Kevin Keyes
Analyst · Bank of America Merrill Lynch.
Well, Ken, it's a relevant question of defensiveness, because we're always defensive. I think in terms of the catalysts, I would step back, I'm kind of surprised that the mortgage reactions, for instance, the fiscal policy, I mean it was favorable, what needed to be issued late last year into this year in terms of how to pay for, what the government's plan is. So I'm just kind of surprised on a look-back basis as to how the market has reacted. Looking forward, that just tells you, no one here is [indiscernible]. So what we've done is, I think it's really episodic.
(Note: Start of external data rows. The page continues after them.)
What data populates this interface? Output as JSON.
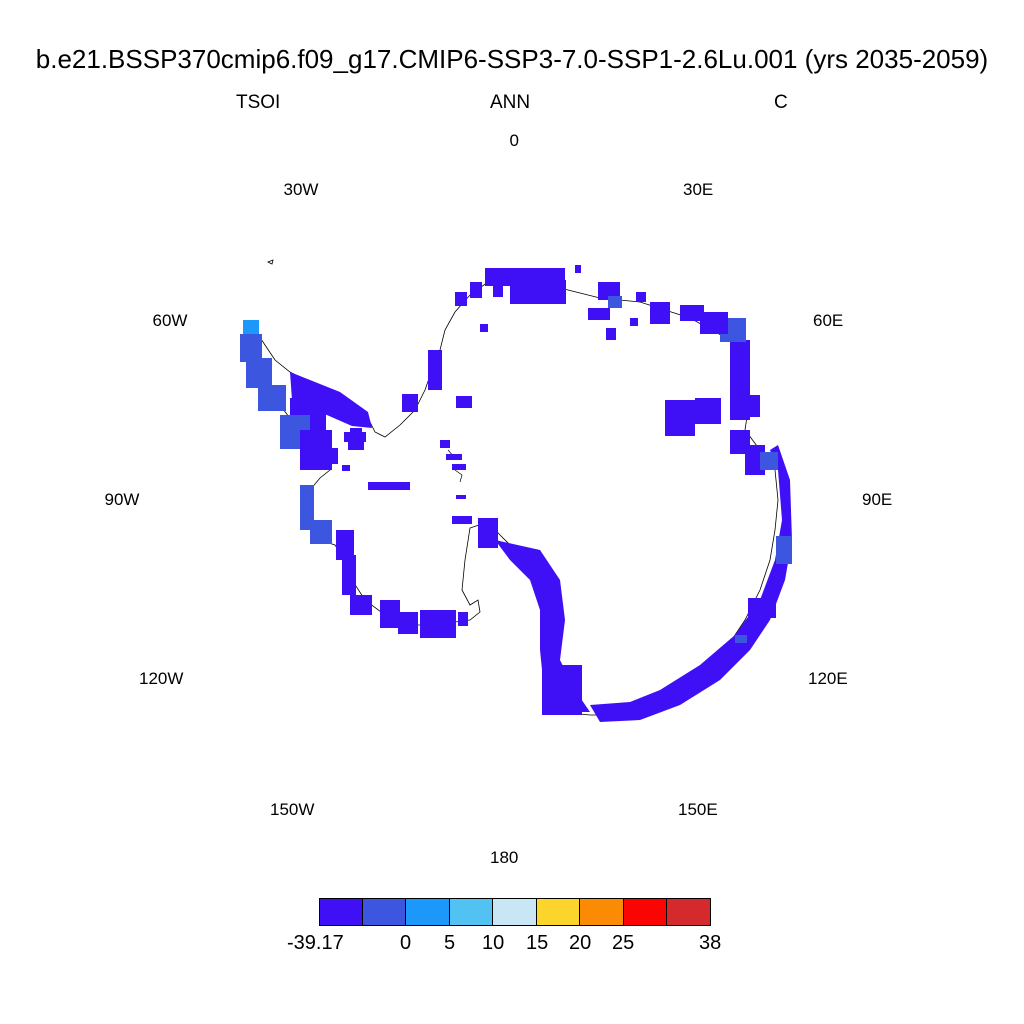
{
  "header": {
    "title": "b.e21.BSSP370cmip6.f09_g17.CMIP6-SSP3-7.0-SSP1-2.6Lu.001 (yrs 2035-2059)",
    "left": "TSOI",
    "center": "ANN",
    "right": "C"
  },
  "longitude_labels": [
    "0",
    "30E",
    "60E",
    "90E",
    "120E",
    "150E",
    "180",
    "150W",
    "120W",
    "90W",
    "60W",
    "30W"
  ],
  "colorbar": {
    "colors": [
      "#3f10f5",
      "#3c56e0",
      "#1b98fa",
      "#52c2f2",
      "#c8e6f4",
      "#fbd42c",
      "#fb8a04",
      "#fb0404",
      "#d42a2d"
    ],
    "labels": [
      "-39.17",
      "0",
      "5",
      "10",
      "15",
      "20",
      "25",
      "38"
    ]
  }
}
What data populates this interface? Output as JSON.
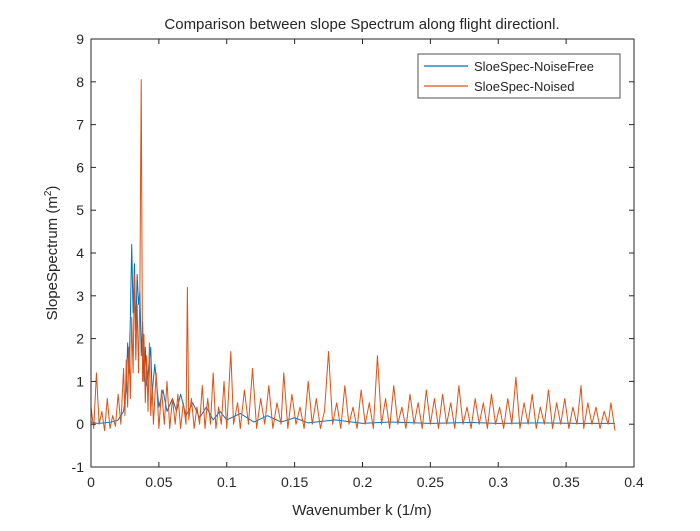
{
  "chart_data": {
    "type": "line",
    "title": "Comparison between slope Spectrum along flight directionl.",
    "xlabel": "Wavenumber k (1/m)",
    "ylabel_main": "SlopeSpectrum (m",
    "ylabel_sup": "2",
    "ylabel_close": ")",
    "xlim": [
      0,
      0.4
    ],
    "ylim": [
      -1,
      9
    ],
    "xticks": [
      0,
      0.05,
      0.1,
      0.15,
      0.2,
      0.25,
      0.3,
      0.35,
      0.4
    ],
    "xtick_labels": [
      "0",
      "0.05",
      "0.1",
      "0.15",
      "0.2",
      "0.25",
      "0.3",
      "0.35",
      "0.4"
    ],
    "yticks": [
      -1,
      0,
      1,
      2,
      3,
      4,
      5,
      6,
      7,
      8,
      9
    ],
    "ytick_labels": [
      "-1",
      "0",
      "1",
      "2",
      "3",
      "4",
      "5",
      "6",
      "7",
      "8",
      "9"
    ],
    "grid": false,
    "legend_position": "top-right",
    "series": [
      {
        "name": "SloeSpec-NoiseFree",
        "color": "#0072BD",
        "points": [
          [
            0.0,
            0.05
          ],
          [
            0.005,
            0.02
          ],
          [
            0.01,
            0.03
          ],
          [
            0.015,
            0.05
          ],
          [
            0.02,
            0.1
          ],
          [
            0.024,
            0.3
          ],
          [
            0.026,
            0.8
          ],
          [
            0.027,
            1.9
          ],
          [
            0.028,
            1.2
          ],
          [
            0.029,
            2.5
          ],
          [
            0.03,
            4.2
          ],
          [
            0.031,
            2.6
          ],
          [
            0.032,
            3.75
          ],
          [
            0.033,
            2.2
          ],
          [
            0.034,
            3.5
          ],
          [
            0.035,
            2.8
          ],
          [
            0.036,
            3.1
          ],
          [
            0.037,
            1.6
          ],
          [
            0.038,
            2.4
          ],
          [
            0.039,
            1.0
          ],
          [
            0.04,
            1.8
          ],
          [
            0.041,
            0.9
          ],
          [
            0.042,
            1.2
          ],
          [
            0.044,
            1.8
          ],
          [
            0.045,
            0.7
          ],
          [
            0.047,
            1.4
          ],
          [
            0.05,
            0.4
          ],
          [
            0.053,
            0.8
          ],
          [
            0.056,
            0.3
          ],
          [
            0.06,
            0.6
          ],
          [
            0.063,
            0.3
          ],
          [
            0.066,
            0.7
          ],
          [
            0.07,
            0.2
          ],
          [
            0.075,
            0.5
          ],
          [
            0.08,
            0.15
          ],
          [
            0.085,
            0.4
          ],
          [
            0.09,
            0.1
          ],
          [
            0.095,
            0.3
          ],
          [
            0.1,
            0.1
          ],
          [
            0.11,
            0.25
          ],
          [
            0.12,
            0.05
          ],
          [
            0.13,
            0.2
          ],
          [
            0.14,
            0.05
          ],
          [
            0.15,
            0.15
          ],
          [
            0.16,
            0.03
          ],
          [
            0.18,
            0.1
          ],
          [
            0.2,
            0.02
          ],
          [
            0.22,
            0.05
          ],
          [
            0.25,
            0.02
          ],
          [
            0.28,
            0.04
          ],
          [
            0.3,
            0.02
          ],
          [
            0.33,
            0.03
          ],
          [
            0.36,
            0.02
          ],
          [
            0.386,
            0.02
          ]
        ]
      },
      {
        "name": "SloeSpec-Noised",
        "color": "#D95319",
        "points": [
          [
            0.0,
            0.4
          ],
          [
            0.002,
            -0.1
          ],
          [
            0.004,
            1.2
          ],
          [
            0.006,
            0.0
          ],
          [
            0.008,
            0.3
          ],
          [
            0.01,
            -0.15
          ],
          [
            0.012,
            0.6
          ],
          [
            0.014,
            -0.1
          ],
          [
            0.016,
            0.2
          ],
          [
            0.018,
            -0.05
          ],
          [
            0.02,
            0.7
          ],
          [
            0.022,
            0.0
          ],
          [
            0.024,
            1.3
          ],
          [
            0.025,
            0.2
          ],
          [
            0.026,
            1.5
          ],
          [
            0.027,
            0.4
          ],
          [
            0.028,
            1.8
          ],
          [
            0.029,
            0.6
          ],
          [
            0.03,
            2.5
          ],
          [
            0.031,
            1.2
          ],
          [
            0.032,
            3.5
          ],
          [
            0.033,
            1.5
          ],
          [
            0.034,
            2.8
          ],
          [
            0.035,
            1.2
          ],
          [
            0.036,
            3.1
          ],
          [
            0.037,
            8.05
          ],
          [
            0.038,
            1.0
          ],
          [
            0.039,
            2.1
          ],
          [
            0.04,
            0.5
          ],
          [
            0.041,
            1.6
          ],
          [
            0.042,
            0.3
          ],
          [
            0.043,
            1.9
          ],
          [
            0.044,
            0.2
          ],
          [
            0.045,
            0.9
          ],
          [
            0.046,
            0.0
          ],
          [
            0.048,
            1.2
          ],
          [
            0.05,
            -0.1
          ],
          [
            0.052,
            0.8
          ],
          [
            0.054,
            0.0
          ],
          [
            0.056,
            1.0
          ],
          [
            0.058,
            -0.1
          ],
          [
            0.06,
            0.6
          ],
          [
            0.062,
            0.0
          ],
          [
            0.064,
            0.7
          ],
          [
            0.066,
            -0.1
          ],
          [
            0.068,
            0.5
          ],
          [
            0.07,
            0.0
          ],
          [
            0.071,
            3.2
          ],
          [
            0.072,
            0.1
          ],
          [
            0.074,
            0.6
          ],
          [
            0.076,
            -0.1
          ],
          [
            0.078,
            0.4
          ],
          [
            0.08,
            0.0
          ],
          [
            0.082,
            0.9
          ],
          [
            0.084,
            -0.1
          ],
          [
            0.086,
            0.6
          ],
          [
            0.088,
            0.0
          ],
          [
            0.09,
            1.2
          ],
          [
            0.092,
            -0.1
          ],
          [
            0.094,
            0.4
          ],
          [
            0.096,
            0.0
          ],
          [
            0.098,
            1.0
          ],
          [
            0.1,
            -0.1
          ],
          [
            0.103,
            1.7
          ],
          [
            0.105,
            0.0
          ],
          [
            0.108,
            0.5
          ],
          [
            0.11,
            -0.1
          ],
          [
            0.113,
            0.8
          ],
          [
            0.116,
            0.0
          ],
          [
            0.119,
            1.3
          ],
          [
            0.122,
            -0.1
          ],
          [
            0.125,
            0.6
          ],
          [
            0.128,
            0.0
          ],
          [
            0.131,
            0.9
          ],
          [
            0.134,
            -0.1
          ],
          [
            0.137,
            0.5
          ],
          [
            0.14,
            0.0
          ],
          [
            0.142,
            1.2
          ],
          [
            0.145,
            -0.1
          ],
          [
            0.148,
            0.7
          ],
          [
            0.151,
            0.0
          ],
          [
            0.154,
            0.4
          ],
          [
            0.157,
            -0.1
          ],
          [
            0.16,
            1.0
          ],
          [
            0.163,
            0.0
          ],
          [
            0.166,
            0.6
          ],
          [
            0.169,
            -0.1
          ],
          [
            0.172,
            0.3
          ],
          [
            0.175,
            1.7
          ],
          [
            0.178,
            0.0
          ],
          [
            0.181,
            0.5
          ],
          [
            0.184,
            -0.1
          ],
          [
            0.187,
            0.9
          ],
          [
            0.19,
            0.0
          ],
          [
            0.193,
            0.4
          ],
          [
            0.196,
            -0.1
          ],
          [
            0.199,
            0.8
          ],
          [
            0.202,
            0.0
          ],
          [
            0.205,
            0.5
          ],
          [
            0.208,
            -0.1
          ],
          [
            0.211,
            1.6
          ],
          [
            0.214,
            0.0
          ],
          [
            0.217,
            0.6
          ],
          [
            0.22,
            -0.1
          ],
          [
            0.223,
            0.9
          ],
          [
            0.226,
            0.0
          ],
          [
            0.229,
            0.4
          ],
          [
            0.232,
            -0.1
          ],
          [
            0.235,
            0.7
          ],
          [
            0.238,
            0.0
          ],
          [
            0.241,
            0.5
          ],
          [
            0.244,
            -0.1
          ],
          [
            0.247,
            0.8
          ],
          [
            0.25,
            0.0
          ],
          [
            0.253,
            0.6
          ],
          [
            0.256,
            -0.1
          ],
          [
            0.259,
            0.7
          ],
          [
            0.262,
            0.0
          ],
          [
            0.265,
            0.5
          ],
          [
            0.268,
            -0.1
          ],
          [
            0.271,
            0.9
          ],
          [
            0.274,
            0.0
          ],
          [
            0.277,
            0.4
          ],
          [
            0.28,
            -0.1
          ],
          [
            0.283,
            0.6
          ],
          [
            0.286,
            0.0
          ],
          [
            0.289,
            0.5
          ],
          [
            0.292,
            -0.1
          ],
          [
            0.295,
            0.7
          ],
          [
            0.298,
            0.0
          ],
          [
            0.301,
            0.4
          ],
          [
            0.304,
            -0.1
          ],
          [
            0.307,
            0.6
          ],
          [
            0.31,
            0.0
          ],
          [
            0.313,
            1.1
          ],
          [
            0.316,
            -0.1
          ],
          [
            0.319,
            0.5
          ],
          [
            0.322,
            0.0
          ],
          [
            0.325,
            0.7
          ],
          [
            0.328,
            -0.1
          ],
          [
            0.331,
            0.4
          ],
          [
            0.334,
            0.0
          ],
          [
            0.337,
            0.8
          ],
          [
            0.34,
            -0.1
          ],
          [
            0.343,
            0.5
          ],
          [
            0.346,
            0.0
          ],
          [
            0.349,
            0.6
          ],
          [
            0.352,
            -0.1
          ],
          [
            0.355,
            0.4
          ],
          [
            0.358,
            0.0
          ],
          [
            0.361,
            0.9
          ],
          [
            0.363,
            -0.1
          ],
          [
            0.366,
            0.5
          ],
          [
            0.369,
            0.0
          ],
          [
            0.372,
            0.4
          ],
          [
            0.375,
            -0.1
          ],
          [
            0.378,
            0.3
          ],
          [
            0.381,
            0.0
          ],
          [
            0.383,
            0.5
          ],
          [
            0.386,
            -0.15
          ]
        ]
      }
    ]
  }
}
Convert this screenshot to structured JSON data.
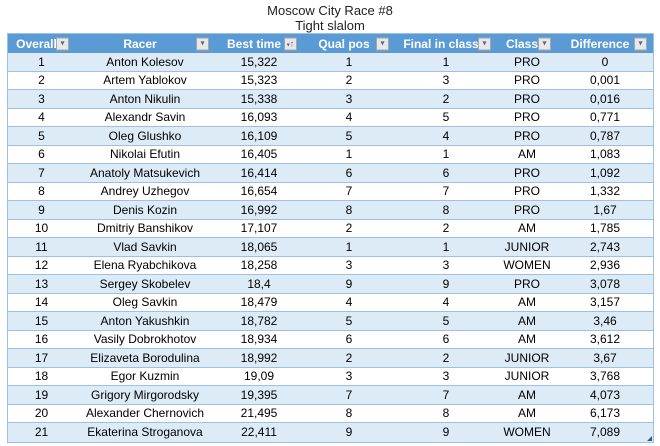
{
  "page": {
    "title": "Moscow City Race #8",
    "subtitle": "Tight slalom"
  },
  "icons": {
    "filter_dropdown": "▾",
    "sort_ascending": "↑"
  },
  "colors": {
    "header_bg": "#5B9BD5",
    "header_text": "#FFFFFF",
    "band_row_bg": "#DDEBF7",
    "plain_row_bg": "#FFFFFF",
    "grid_border": "#9BC2E6",
    "cell_text": "#000000",
    "filter_triangle": "#50678C",
    "resize_handle": "#2F5597"
  },
  "table": {
    "columns": [
      {
        "label": "Overall",
        "filter": true,
        "sorted": null
      },
      {
        "label": "Racer",
        "filter": true,
        "sorted": null
      },
      {
        "label": "Best time",
        "filter": true,
        "sorted": "ascending"
      },
      {
        "label": "Qual pos",
        "filter": true,
        "sorted": null
      },
      {
        "label": "Final in class",
        "filter": true,
        "sorted": null
      },
      {
        "label": "Class",
        "filter": true,
        "sorted": null
      },
      {
        "label": "Difference",
        "filter": true,
        "sorted": null
      }
    ],
    "rows": [
      [
        "1",
        "Anton Kolesov",
        "15,322",
        "1",
        "1",
        "PRO",
        "0"
      ],
      [
        "2",
        "Artem Yablokov",
        "15,323",
        "2",
        "3",
        "PRO",
        "0,001"
      ],
      [
        "3",
        "Anton Nikulin",
        "15,338",
        "3",
        "2",
        "PRO",
        "0,016"
      ],
      [
        "4",
        "Alexandr Savin",
        "16,093",
        "4",
        "5",
        "PRO",
        "0,771"
      ],
      [
        "5",
        "Oleg Glushko",
        "16,109",
        "5",
        "4",
        "PRO",
        "0,787"
      ],
      [
        "6",
        "Nikolai Efutin",
        "16,405",
        "1",
        "1",
        "AM",
        "1,083"
      ],
      [
        "7",
        "Anatoly Matsukevich",
        "16,414",
        "6",
        "6",
        "PRO",
        "1,092"
      ],
      [
        "8",
        "Andrey Uzhegov",
        "16,654",
        "7",
        "7",
        "PRO",
        "1,332"
      ],
      [
        "9",
        "Denis Kozin",
        "16,992",
        "8",
        "8",
        "PRO",
        "1,67"
      ],
      [
        "10",
        "Dmitriy Banshikov",
        "17,107",
        "2",
        "2",
        "AM",
        "1,785"
      ],
      [
        "11",
        "Vlad Savkin",
        "18,065",
        "1",
        "1",
        "JUNIOR",
        "2,743"
      ],
      [
        "12",
        "Elena Ryabchikova",
        "18,258",
        "3",
        "3",
        "WOMEN",
        "2,936"
      ],
      [
        "13",
        "Sergey Skobelev",
        "18,4",
        "9",
        "9",
        "PRO",
        "3,078"
      ],
      [
        "14",
        "Oleg Savkin",
        "18,479",
        "4",
        "4",
        "AM",
        "3,157"
      ],
      [
        "15",
        "Anton Yakushkin",
        "18,782",
        "5",
        "5",
        "AM",
        "3,46"
      ],
      [
        "16",
        "Vasily Dobrokhotov",
        "18,934",
        "6",
        "6",
        "AM",
        "3,612"
      ],
      [
        "17",
        "Elizaveta Borodulina",
        "18,992",
        "2",
        "2",
        "JUNIOR",
        "3,67"
      ],
      [
        "18",
        "Egor Kuzmin",
        "19,09",
        "3",
        "3",
        "JUNIOR",
        "3,768"
      ],
      [
        "19",
        "Grigory Mirgorodsky",
        "19,395",
        "7",
        "7",
        "AM",
        "4,073"
      ],
      [
        "20",
        "Alexander Chernovich",
        "21,495",
        "8",
        "8",
        "AM",
        "6,173"
      ],
      [
        "21",
        "Ekaterina Stroganova",
        "22,411",
        "9",
        "9",
        "WOMEN",
        "7,089"
      ]
    ]
  }
}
I think we grow our businesses literally on a week-to-week basis as well as we strength them. So we don't look at, if it’s three hikes or four hikes, how that impacts what we do. And I will ask David to comment as well, but the overlay here is, I'm assuming this market thankfully is going to return to some data dependency, you can see that with the preoccupation yesterday and today, which is the numbers because we have a Federal Reserve with a different person in the seat that is probably going to be more like that than the predecessor. So that in tune means a more market focused on fundamentals and I think the market that’s focused on more fundamentals was a market that just had a severe shock to it. So we like this volatility, which is the output I think for people stepping back and taking a look at the fundamentals, which really hasn’t been done that -- I think that deeply in the past couple of years. So there is a confluence of events. I don't think we look at any one event as the one that flashes green for us, we have fiscal policy, we have tax policy, we have a new Fed share and not to mention, the global risks that are always out there. So I think we're just built to anticipate, not to speculate and that's kind of how we've delivered. We don't have to be the smartest guy in the room every month, because of our options. Our options by definition make us very competitive.